Citraan adalah sebuah efek dalam gambaran angan atau pikiran yang
sangat menyerupai gambaran yang dihasilkan oleh ungkapan penyair
terhadap sebuah objek yang dapat ditangkap oleh indra penglihatan,
pendengaran, perabaan, pencecapan, dan penciuman.
Perhatikan puisi karya Rendra berjudul “Episode” berikut ini
Kami duduk berdua
di bangku halaman rumahnya.
Pohon jambu di halaman itu
berbuah dengan lebatnya
dan kami senang memandangnya.
Angin yang lewat
memainkan daun yang berguguran
Tiba-tiba ia bertanya:
"Mengapa sebuah kancing bajumu
lepas terbuka?“
Aku hanya tertawa
Lalu ia sematkan dengan mesra
sebuah peniti menutup bajuku.
Sementara itu
Aku bersihkan
guguran bunga jambu
yang mengotori rambutnya.
(Rendra, Empat Kumpulan Sajak, h.18)
d) Persajakan
Bunyi dalam puisi atau persajakan memiliki peran penting dalam menentukan
makna. Puisi jika dibacakan baru terasa indah. Itu artinya persajakan dalam
puisi dapat menentukan berhasil tidaknya pembaca puisi membawakan
puisinya kepada penikmat / pendengar. Pembahasan bunyi dalam puisi
mencakup masalah rima, ritma, dan metrum. Rima berarti persamaan
atau pengulangan bunyi dalam puisi. Rima berfungsi untuk membentuk
orkestrasi, yang dapat berbentuk asonansi (ulangan bunyi vokal pada
kata yg berurutan), dan aliterasi (ulangan bunyi konsonan pada awal
kata yg berurutan). Ritma berarti pertentangan bunyi yang berulang
secara teratur membentuk gelombang antar baris puisi. Metrum adalah
variasi tekanan kata atau suku kata (Bolton, 1979 : 42-68).
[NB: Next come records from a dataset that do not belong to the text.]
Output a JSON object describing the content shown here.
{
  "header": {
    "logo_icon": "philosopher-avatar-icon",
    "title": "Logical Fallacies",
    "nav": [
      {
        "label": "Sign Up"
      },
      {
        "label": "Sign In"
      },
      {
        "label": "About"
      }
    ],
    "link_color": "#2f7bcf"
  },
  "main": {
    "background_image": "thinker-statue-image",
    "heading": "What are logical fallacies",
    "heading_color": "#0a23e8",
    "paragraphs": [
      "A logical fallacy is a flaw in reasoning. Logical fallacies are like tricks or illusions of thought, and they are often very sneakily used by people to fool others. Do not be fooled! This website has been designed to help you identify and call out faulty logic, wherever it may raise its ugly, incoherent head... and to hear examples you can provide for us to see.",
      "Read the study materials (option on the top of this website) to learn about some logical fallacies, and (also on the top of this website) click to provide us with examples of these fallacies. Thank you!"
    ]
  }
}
Makna puisi akan konkret bila puisi itu dibacakan secara estetik hal ini
didasaari suatu asumsi penerimaan dengan menggunakan indera visual l
ebih sulit dibandingkan dengan indera auditif.
2) Struktur Batin
Struktur batin puisi terdiri dari: tema, perasaan, nada, dan amanat.
a) Tema
Tema adalah gagasan pokok atau pokok persoalan yang dikemukakan
oleh penyairnya. Secara garis besar hanya ada empat tema besar yang
biasanya digeluti oleh para penyair, yaitu keindahan alam, masalah manusia
dalam hubungannya dengan dirinya sendiri, masalah manusia dalam
hubungannya dengan manusia lain, dan masalah manusia dalam
hubungannya dengan Tuhan yang menyangkut semangat hidup
manusia dalam mempertahankan kehidupannya yang lebih baik
dan bermanfaat.
b) Perasaan
Perasaan adalah sikap penyair terhadap pokok persoalan (objek puisi)
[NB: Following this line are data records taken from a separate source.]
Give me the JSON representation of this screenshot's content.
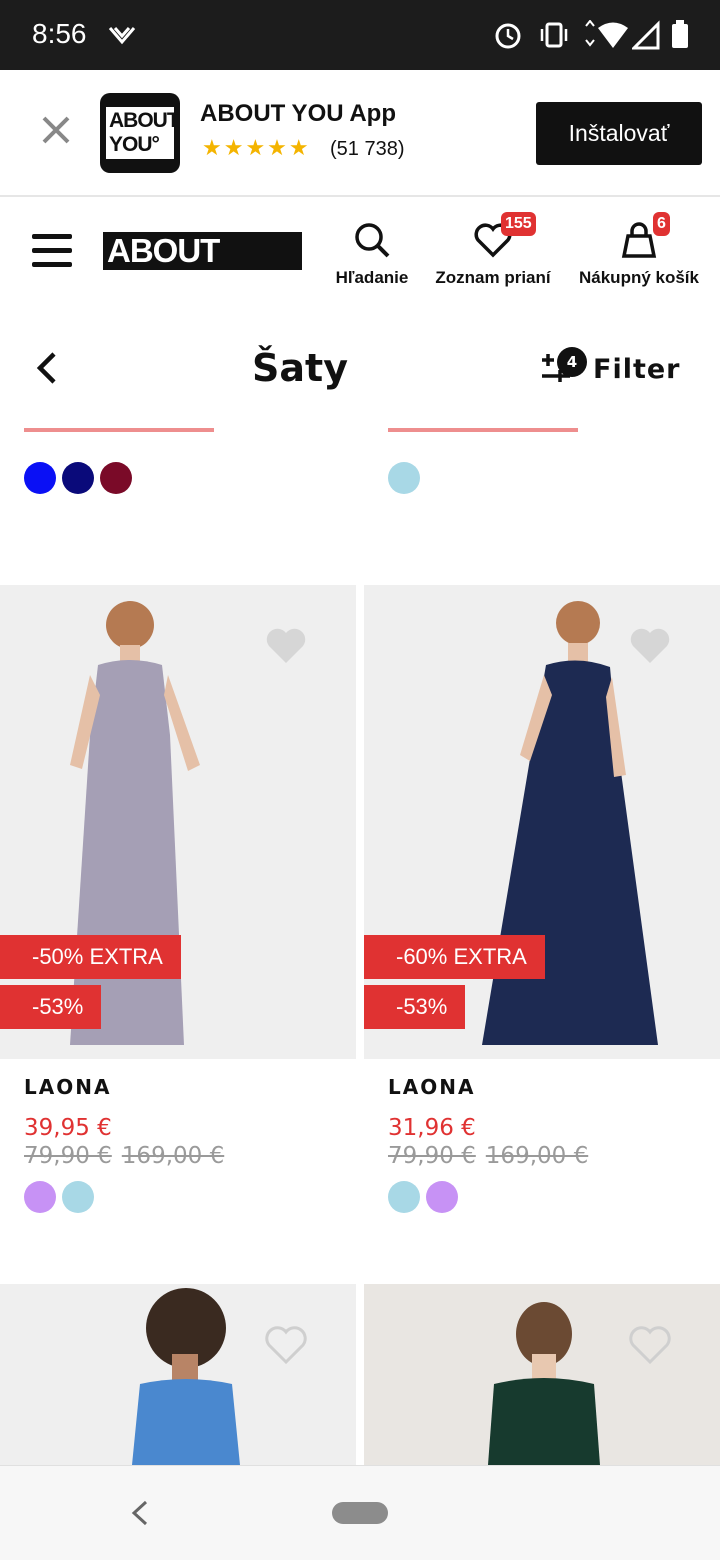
{
  "status_bar": {
    "time": "8:56"
  },
  "banner": {
    "app_name": "ABOUT YOU App",
    "rating_stars": "★★★★★",
    "reviews": "(51 738)",
    "install_label": "Inštalovať",
    "logo_text_1": "ABOUT",
    "logo_text_2": "YOU°"
  },
  "header": {
    "brand": "ABOUT YOU°",
    "search_label": "Hľadanie",
    "wishlist_label": "Zoznam prianí",
    "wishlist_count": "155",
    "cart_label": "Nákupný košík",
    "cart_count": "6"
  },
  "page": {
    "title": "Šaty",
    "filter_label": "Filter",
    "filter_count": "4"
  },
  "previous_row": {
    "left_swatches": [
      "#0a10f5",
      "#0a0a7a",
      "#7a0a28"
    ],
    "right_swatches": [
      "#a8d8e6"
    ]
  },
  "products": [
    {
      "brand": "LAONA",
      "tag_extra": "-50% EXTRA",
      "tag_discount": "-53%",
      "price_now": "39,95 €",
      "price_old_1": "79,90 €",
      "price_old_2": "169,00 €",
      "dress_color": "#a59fb5",
      "swatches": [
        "#c792f5",
        "#a8d8e6"
      ]
    },
    {
      "brand": "LAONA",
      "tag_extra": "-60% EXTRA",
      "tag_discount": "-53%",
      "price_now": "31,96 €",
      "price_old_1": "79,90 €",
      "price_old_2": "169,00 €",
      "dress_color": "#1d2a52",
      "swatches": [
        "#a8d8e6",
        "#c792f5"
      ]
    }
  ],
  "colors": {
    "accent_red": "#e03232",
    "dark": "#111111"
  }
}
yang digarapnya. Unsur perasaan terkait erat dengan unsur tema atau
pokok persoalan dalam puisi. Dalam lingkungan
awam pun jika kita menghadapi sesuatu atau tingkah seseorang, kita
bisa bersikap simpatik, acuh tak acuh, atau bahkan muak.
c) Nada
Nada adalah sikap penyair terhadap pembacanya (bisa menggurui,
penuh kesinisan, mengejek, menyindir, humor, atau secara lugas).
Dengan demikian nada sajak sangat erat kaitannya dengan rasa dan
pokok persoalan yang dikandung puisi tersebut.
d) Amanat
Amanat adalah tujuan atau pesan yang secara eksplisit maupun
implisit ingin disampaikan penyair melalui puisi-puisinya kepada pembacanya.
c. Contoh Kritik Sastra Puisi
Kritik Sastra Puisi "Aku" Karya Chairil Anwar
Aku
Kalau sampai waktuku
'Ku mau tak seorang kan merayu
Tidak juga kau
Tak perlu sedu sedan itu
Aku ini binatang jalang
Dari kumpulannya terbuang
Biar peluru menembus kulitku
Aku tetap meradang menerjang
Luka dan bisa kubawa berlari
Berlari
Hingga hilang pedih peri
Dan aku akan lebih tidak perduli
Aku mau hidup seribu tahun lagi
a) Tema
Tema dalam puisi diatas adalah perjuangan. Hal ini dapat terlihat dari
kalimat “Biar peluru menembus kulitku, aku tetap meradang menerjang”.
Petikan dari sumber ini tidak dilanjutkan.